Et à part cette ouverture au monde économique ?
Une autre innovation, par rapport au CEPE, était l’organisation d’événements qui réunissent monde économique et politique autour de grandes personnalités comme Henry Kissinger ou le prince Norodom Sihanouk. A côté de la recherche, l’aspect relations publiques va être considérablement développé. Enfin, Thierry de Montbrial, âgé de 36 ans en 1979, a dynamisé les équipes en s’entourant de jeunes comme Pierre Lellouche, fin connaisseur des Etats-Unis et des problèmes de sécurité, ainsi que Dominique Moïsi. Ils vont contribuer à la notoriété de l’institution à l’étranger.
Pourquoi l’Ifri a-t-il atteint une telle reconnaissance internationale alors que sa structure reste modeste ?

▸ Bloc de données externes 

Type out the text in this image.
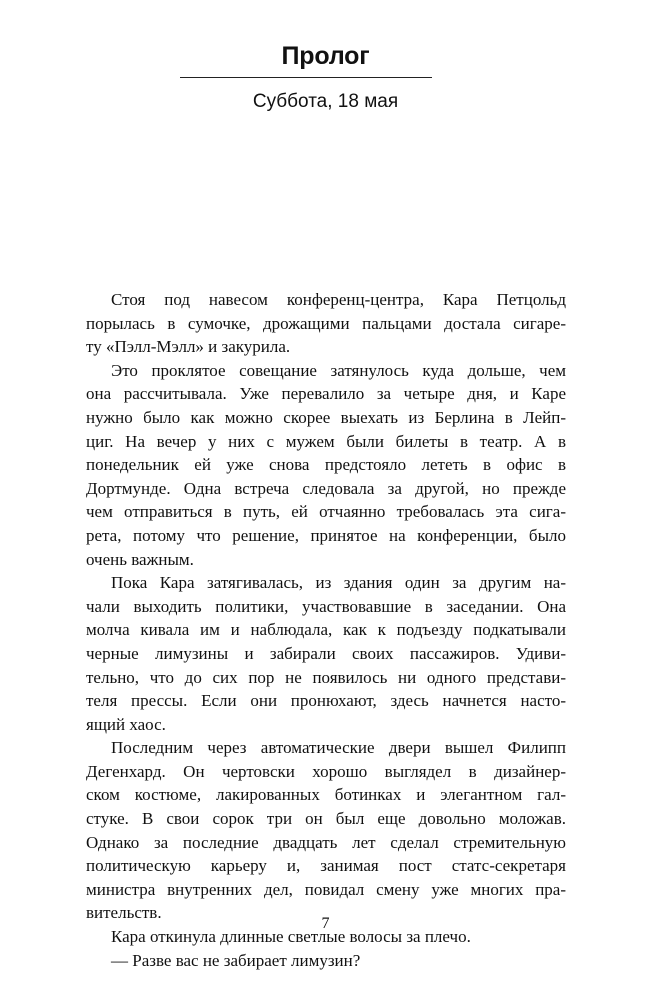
Пролог
Суббота, 18 мая
Стоя под навесом конференц-центра, Кара Петцольд
порылась в сумочке, дрожащими пальцами достала сигаре-
ту «Пэлл-Мэлл» и закурила.
Это проклятое совещание затянулось куда дольше, чем
она рассчитывала. Уже перевалило за четыре дня, и Каре
нужно было как можно скорее выехать из Берлина в Лейп-
циг. На вечер у них с мужем были билеты в театр. А в
понедельник ей уже снова предстояло лететь в офис в
Дортмунде. Одна встреча следовала за другой, но прежде
чем отправиться в путь, ей отчаянно требовалась эта сига-
рета, потому что решение, принятое на конференции, было
очень важным.
Пока Кара затягивалась, из здания один за другим на-
чали выходить политики, участвовавшие в заседании. Она
молча кивала им и наблюдала, как к подъезду подкатывали
черные лимузины и забирали своих пассажиров. Удиви-
тельно, что до сих пор не появилось ни одного представи-
теля прессы. Если они пронюхают, здесь начнется насто-
ящий хаос.
Последним через автоматические двери вышел Филипп
Дегенхард. Он чертовски хорошо выглядел в дизайнер-
ском костюме, лакированных ботинках и элегантном гал-
стуке. В свои сорок три он был еще довольно моложав.
Однако за последние двадцать лет сделал стремительную
политическую карьеру и, занимая пост статс-секретаря
министра внутренних дел, повидал смену уже многих пра-
вительств.
Кара откинула длинные светлые волосы за плечо.
— Разве вас не забирает лимузин?
7
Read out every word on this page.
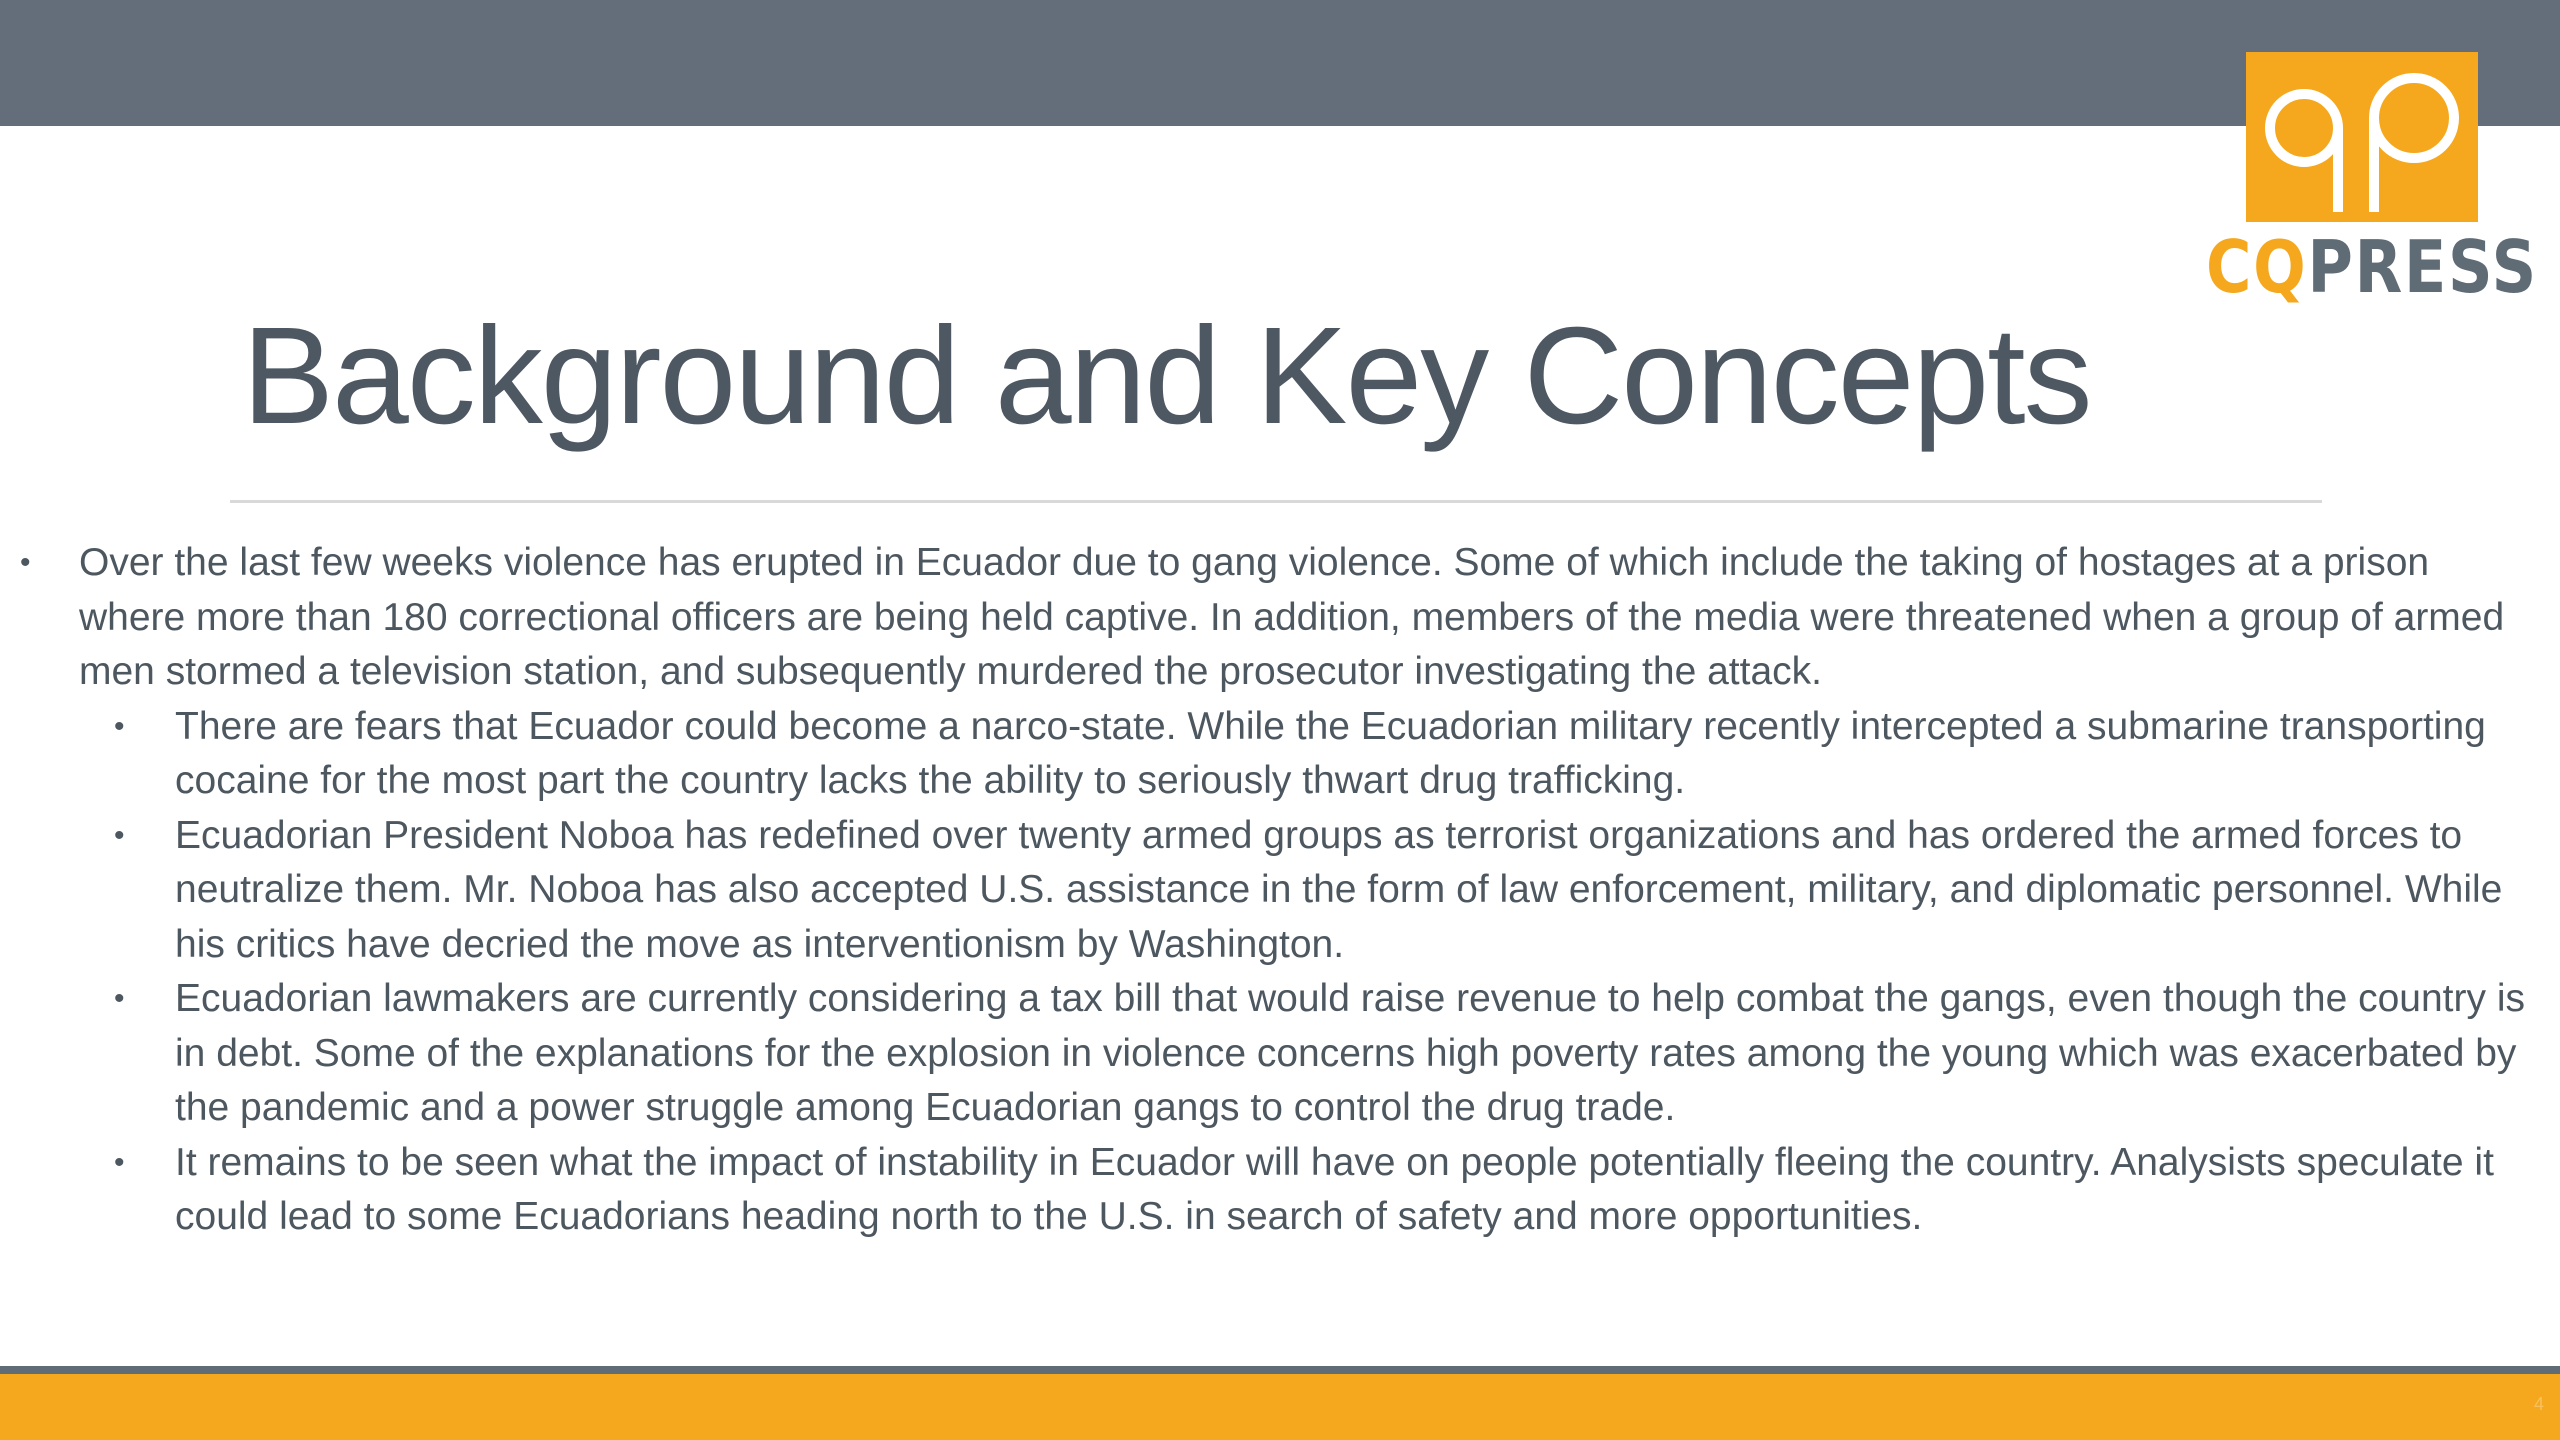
CQPRESS
Background and Key Concepts
• Over the last few weeks violence has erupted in Ecuador due to gang violence. Some of which include the taking of hostages at a prison where more than 180 correctional officers are being held captive. In addition, members of the media were threatened when a group of armed men stormed a television station, and subsequently murdered the prosecutor investigating the attack.
• There are fears that Ecuador could become a narco-state. While the Ecuadorian military recently intercepted a submarine transporting cocaine for the most part the country lacks the ability to seriously thwart drug trafficking.
• Ecuadorian President Noboa has redefined over twenty armed groups as terrorist organizations and has ordered the armed forces to neutralize them. Mr. Noboa has also accepted U.S. assistance in the form of law enforcement, military, and diplomatic personnel. While his critics have decried the move as interventionism by Washington.
• Ecuadorian lawmakers are currently considering a tax bill that would raise revenue to help combat the gangs, even though the country is in debt. Some of the explanations for the explosion in violence concerns high poverty rates among the young which was exacerbated by the pandemic and a power struggle among Ecuadorian gangs to control the drug trade.
• It remains to be seen what the impact of instability in Ecuador will have on people potentially fleeing the country. Analysists speculate it could lead to some Ecuadorians heading north to the U.S. in search of safety and more opportunities.
4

L’Ifri développe une diplomatie qui n’est pas étatique. Elle est privée et repose sur la capacité à nouer des contacts et à tirer de l’information d’autres milieux que les milieux officiels que sont les ambassades, les experts du Quai ou ses chargés de mission. Il faut noter qu’en France, il y a peu de think tanks de relations internationales. L’Institut Montaigne commence à s’y intéresser et l’Iris a une approche davantage tournée vers le marché français et vers l’académique. L’Ifri a su s’insérer dans le réseau international des think tanks, en travaillant avec le CFR, Chatham House , la DGAP etc. Par exemple, ils ont syndiqué leur notoriété et leurs plumes pour mettre en avant le problème des questions transatlantiques ou relatives à l’Europe. Le rayonnement de l’Ifri tient aussi à ce que ses nombreux chercheurs se déplacent, sont actifs dans les colloques internationaux. Ils forment un vrai collectif permanent qui aide à la visibilité de l’institution. Ils produisent aussi beaucoup. La sortie du premier Ramses, en 1981, a fait sensation : il offrait enfin des données et des analyses économiques claires -il ne faut pas oublier que Montbrial a fait son doctorat d’économie à Berkeley-, et s’intéressait à la stratégie.